An electronic device,
A substrate having a multilayer wiring structure comprising a first layer (330) and a layer (320) comprising a ground plane (340);
An electronic circuit equipped with a wireless transceiver;
A printed antenna,
The antenna includes a radiating element provided in the first layer (330) and a multilayer wiring that is physically separated from the radiating element and is different from the first layer (330).

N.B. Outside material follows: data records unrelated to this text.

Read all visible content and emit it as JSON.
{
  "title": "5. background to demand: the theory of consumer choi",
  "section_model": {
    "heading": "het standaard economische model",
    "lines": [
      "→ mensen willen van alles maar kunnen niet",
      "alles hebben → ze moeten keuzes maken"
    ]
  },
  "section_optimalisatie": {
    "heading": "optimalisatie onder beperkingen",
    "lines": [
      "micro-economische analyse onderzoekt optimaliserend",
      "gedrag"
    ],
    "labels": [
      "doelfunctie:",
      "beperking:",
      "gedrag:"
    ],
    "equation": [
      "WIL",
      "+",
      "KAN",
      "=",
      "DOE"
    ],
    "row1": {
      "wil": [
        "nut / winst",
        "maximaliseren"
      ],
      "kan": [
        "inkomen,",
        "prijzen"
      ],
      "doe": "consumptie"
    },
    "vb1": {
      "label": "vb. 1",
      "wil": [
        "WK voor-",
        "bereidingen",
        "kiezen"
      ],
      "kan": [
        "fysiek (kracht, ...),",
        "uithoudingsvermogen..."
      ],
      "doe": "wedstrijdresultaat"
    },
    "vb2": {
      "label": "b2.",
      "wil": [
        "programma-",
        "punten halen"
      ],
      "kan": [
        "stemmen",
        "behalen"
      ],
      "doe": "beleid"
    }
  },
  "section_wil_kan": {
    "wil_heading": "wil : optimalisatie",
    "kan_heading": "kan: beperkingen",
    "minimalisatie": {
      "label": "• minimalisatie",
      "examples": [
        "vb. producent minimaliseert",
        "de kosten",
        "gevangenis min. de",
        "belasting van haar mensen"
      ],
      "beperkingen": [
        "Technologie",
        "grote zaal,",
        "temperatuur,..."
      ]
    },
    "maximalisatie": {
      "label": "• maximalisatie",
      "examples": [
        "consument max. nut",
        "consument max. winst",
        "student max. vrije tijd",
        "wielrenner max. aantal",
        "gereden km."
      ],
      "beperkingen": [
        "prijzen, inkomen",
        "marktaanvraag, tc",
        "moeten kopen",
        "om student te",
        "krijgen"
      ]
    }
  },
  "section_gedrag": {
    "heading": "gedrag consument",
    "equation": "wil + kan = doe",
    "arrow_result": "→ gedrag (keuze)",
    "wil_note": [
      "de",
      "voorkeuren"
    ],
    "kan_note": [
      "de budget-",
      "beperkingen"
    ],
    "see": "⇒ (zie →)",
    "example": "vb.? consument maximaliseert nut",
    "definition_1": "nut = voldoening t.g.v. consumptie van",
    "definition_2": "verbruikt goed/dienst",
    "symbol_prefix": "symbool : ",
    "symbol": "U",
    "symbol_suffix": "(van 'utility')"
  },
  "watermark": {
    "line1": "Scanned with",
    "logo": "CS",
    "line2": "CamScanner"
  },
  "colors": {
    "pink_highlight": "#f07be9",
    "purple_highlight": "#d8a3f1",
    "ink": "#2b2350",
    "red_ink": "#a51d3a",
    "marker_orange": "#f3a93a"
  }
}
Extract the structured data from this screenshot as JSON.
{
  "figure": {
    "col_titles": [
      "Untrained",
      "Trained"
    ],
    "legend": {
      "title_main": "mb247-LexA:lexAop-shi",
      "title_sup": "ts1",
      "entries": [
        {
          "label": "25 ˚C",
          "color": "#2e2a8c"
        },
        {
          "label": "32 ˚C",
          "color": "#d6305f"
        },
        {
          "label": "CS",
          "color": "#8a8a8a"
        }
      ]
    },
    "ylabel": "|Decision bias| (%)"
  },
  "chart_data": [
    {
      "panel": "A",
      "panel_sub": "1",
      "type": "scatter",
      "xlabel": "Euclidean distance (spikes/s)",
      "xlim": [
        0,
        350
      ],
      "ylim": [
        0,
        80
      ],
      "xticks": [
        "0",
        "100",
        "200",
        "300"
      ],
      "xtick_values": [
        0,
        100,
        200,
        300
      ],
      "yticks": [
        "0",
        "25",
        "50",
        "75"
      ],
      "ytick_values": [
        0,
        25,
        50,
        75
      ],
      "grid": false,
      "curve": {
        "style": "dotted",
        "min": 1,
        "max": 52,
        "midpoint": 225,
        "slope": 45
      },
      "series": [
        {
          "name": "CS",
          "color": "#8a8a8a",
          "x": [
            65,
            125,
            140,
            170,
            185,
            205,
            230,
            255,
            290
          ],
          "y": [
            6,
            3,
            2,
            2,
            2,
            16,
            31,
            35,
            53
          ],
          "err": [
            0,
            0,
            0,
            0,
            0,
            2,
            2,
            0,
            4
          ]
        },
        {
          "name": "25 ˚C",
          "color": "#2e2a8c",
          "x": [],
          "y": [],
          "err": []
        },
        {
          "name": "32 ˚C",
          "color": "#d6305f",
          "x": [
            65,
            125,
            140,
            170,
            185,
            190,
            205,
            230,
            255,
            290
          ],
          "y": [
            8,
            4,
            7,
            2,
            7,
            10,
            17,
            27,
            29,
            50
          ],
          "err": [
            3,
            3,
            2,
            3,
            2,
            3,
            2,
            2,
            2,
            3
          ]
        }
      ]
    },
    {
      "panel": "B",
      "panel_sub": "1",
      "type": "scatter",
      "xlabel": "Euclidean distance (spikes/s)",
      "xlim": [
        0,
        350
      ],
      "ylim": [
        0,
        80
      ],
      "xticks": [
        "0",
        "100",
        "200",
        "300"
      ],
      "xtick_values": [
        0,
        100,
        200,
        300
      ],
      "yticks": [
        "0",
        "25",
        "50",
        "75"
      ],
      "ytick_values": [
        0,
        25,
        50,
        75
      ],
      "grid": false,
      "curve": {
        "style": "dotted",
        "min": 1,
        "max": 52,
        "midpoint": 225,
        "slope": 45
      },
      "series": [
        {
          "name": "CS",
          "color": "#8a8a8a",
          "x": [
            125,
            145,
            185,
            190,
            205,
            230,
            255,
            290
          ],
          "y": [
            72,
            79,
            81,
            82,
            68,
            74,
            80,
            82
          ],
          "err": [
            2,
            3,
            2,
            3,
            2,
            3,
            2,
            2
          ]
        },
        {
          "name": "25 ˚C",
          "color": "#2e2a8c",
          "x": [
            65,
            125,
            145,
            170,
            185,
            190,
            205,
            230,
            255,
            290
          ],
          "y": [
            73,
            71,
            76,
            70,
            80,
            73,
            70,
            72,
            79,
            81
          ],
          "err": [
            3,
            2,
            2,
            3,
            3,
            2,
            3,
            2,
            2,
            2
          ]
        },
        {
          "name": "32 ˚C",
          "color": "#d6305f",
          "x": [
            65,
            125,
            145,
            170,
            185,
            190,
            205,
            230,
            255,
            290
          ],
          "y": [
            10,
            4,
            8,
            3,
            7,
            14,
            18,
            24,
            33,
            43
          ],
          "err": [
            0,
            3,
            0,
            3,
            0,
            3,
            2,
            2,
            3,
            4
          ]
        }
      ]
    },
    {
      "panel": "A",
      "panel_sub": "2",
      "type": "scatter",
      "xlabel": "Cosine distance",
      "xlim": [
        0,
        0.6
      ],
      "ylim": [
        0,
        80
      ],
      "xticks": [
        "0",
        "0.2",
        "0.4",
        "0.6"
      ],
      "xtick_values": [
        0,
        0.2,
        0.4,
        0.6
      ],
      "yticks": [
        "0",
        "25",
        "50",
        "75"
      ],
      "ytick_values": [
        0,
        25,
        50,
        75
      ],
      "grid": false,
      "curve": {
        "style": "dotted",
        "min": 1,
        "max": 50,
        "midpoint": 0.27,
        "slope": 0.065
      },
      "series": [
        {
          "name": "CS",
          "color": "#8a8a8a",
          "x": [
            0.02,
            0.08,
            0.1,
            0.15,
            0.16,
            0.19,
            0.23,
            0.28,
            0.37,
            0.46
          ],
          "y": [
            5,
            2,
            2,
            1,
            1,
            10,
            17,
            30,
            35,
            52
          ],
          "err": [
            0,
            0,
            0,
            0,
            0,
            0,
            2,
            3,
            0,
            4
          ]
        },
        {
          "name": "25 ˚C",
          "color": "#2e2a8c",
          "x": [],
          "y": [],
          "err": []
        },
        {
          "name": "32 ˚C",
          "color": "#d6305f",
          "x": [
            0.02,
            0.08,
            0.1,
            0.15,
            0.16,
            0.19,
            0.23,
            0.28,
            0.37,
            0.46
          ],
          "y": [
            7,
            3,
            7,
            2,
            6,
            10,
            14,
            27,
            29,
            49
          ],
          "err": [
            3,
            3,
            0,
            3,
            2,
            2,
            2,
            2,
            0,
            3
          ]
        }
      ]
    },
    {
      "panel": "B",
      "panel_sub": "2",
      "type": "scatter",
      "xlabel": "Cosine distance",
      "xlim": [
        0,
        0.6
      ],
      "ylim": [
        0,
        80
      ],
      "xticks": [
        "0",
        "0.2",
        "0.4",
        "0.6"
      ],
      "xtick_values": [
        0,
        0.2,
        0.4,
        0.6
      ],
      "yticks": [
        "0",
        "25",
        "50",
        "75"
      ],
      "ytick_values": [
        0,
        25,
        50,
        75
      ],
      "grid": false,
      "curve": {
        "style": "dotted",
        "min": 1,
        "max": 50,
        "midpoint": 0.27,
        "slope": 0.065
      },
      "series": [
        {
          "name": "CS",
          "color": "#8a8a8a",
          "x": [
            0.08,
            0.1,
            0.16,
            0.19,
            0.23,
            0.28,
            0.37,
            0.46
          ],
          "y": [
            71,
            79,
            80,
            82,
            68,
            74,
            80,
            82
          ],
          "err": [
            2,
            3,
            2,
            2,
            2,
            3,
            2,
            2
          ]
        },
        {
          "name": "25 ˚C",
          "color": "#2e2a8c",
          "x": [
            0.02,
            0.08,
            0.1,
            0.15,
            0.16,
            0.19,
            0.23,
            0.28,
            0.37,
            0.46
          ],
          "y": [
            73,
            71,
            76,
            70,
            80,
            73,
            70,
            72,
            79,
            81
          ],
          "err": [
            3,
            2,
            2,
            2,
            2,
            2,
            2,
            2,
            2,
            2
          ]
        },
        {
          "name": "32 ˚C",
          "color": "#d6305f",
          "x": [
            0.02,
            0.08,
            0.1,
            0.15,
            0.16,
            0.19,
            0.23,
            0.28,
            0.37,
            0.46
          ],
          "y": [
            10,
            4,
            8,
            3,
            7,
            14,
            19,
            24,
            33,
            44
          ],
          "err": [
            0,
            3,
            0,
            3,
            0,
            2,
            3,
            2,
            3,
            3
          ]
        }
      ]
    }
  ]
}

A non-radiating element (345) provided in a layer of the structure, wherein the non-radiating element (345) is configured to match the impedance of the antenna with the impedance of the electronic circuit;
The radiating element comprises an open end (334) and a supply end (355);
The non-radiating element (345) is connected to the radiating element at an intermediate point (332) between the open end (334) and the supply end (355), the intermediate point being grounded, and the An electronic device, wherein the radiating element is a folded wiring section having a plurality of linear portions that are parallel to each other along a predetermined direction and are connected to each other by joint portions . The electronic device of claim 1, comprising at least one intermediate layer via connecting the non-radiating element (345) to the radiating element. The electronic device of claim 1 or 2 , wherein the non-radiating element (345) is located on the layer (320) and is directly connected to the ground plane (340). The electronic device according to any one of claims 1 to 3 , wherein the non-radiating element (345) faces the radiating element. The width dimension of the plurality of linear portions of the radiating element increases from the supply end (355) toward the open end (334), and the width dimension is perpendicular to the predetermined direction. The electronic device according to any one of 1 to 4 . The electronic device according to any one of claims 1 to 5 , wherein the non-radiating element (345) has a vertical direction parallel to the plurality of linear portions. The electronic device according to any one of claims 1 to 6 , wherein the non-radiating element (345) is a folded wiring section. The multilayer wiring structure, electronic device as claimed in any one of claims 1 to 7 is laminated substrate. The multilayer wiring structure, electronic device as claimed in any one of claims 1 to 8 is a ceramic substrate. The antenna, the electronic device according to any one of claims 1 to 9 which is packaged within the antenna type. The antenna is modified inverted F antenna (IFA) Electronic device according to any one of claims 1 has a shape 10. The electronic device according to any one of claims 1 to 11 , wherein the first layer (330) is an outer layer of a multilayer wiring structure.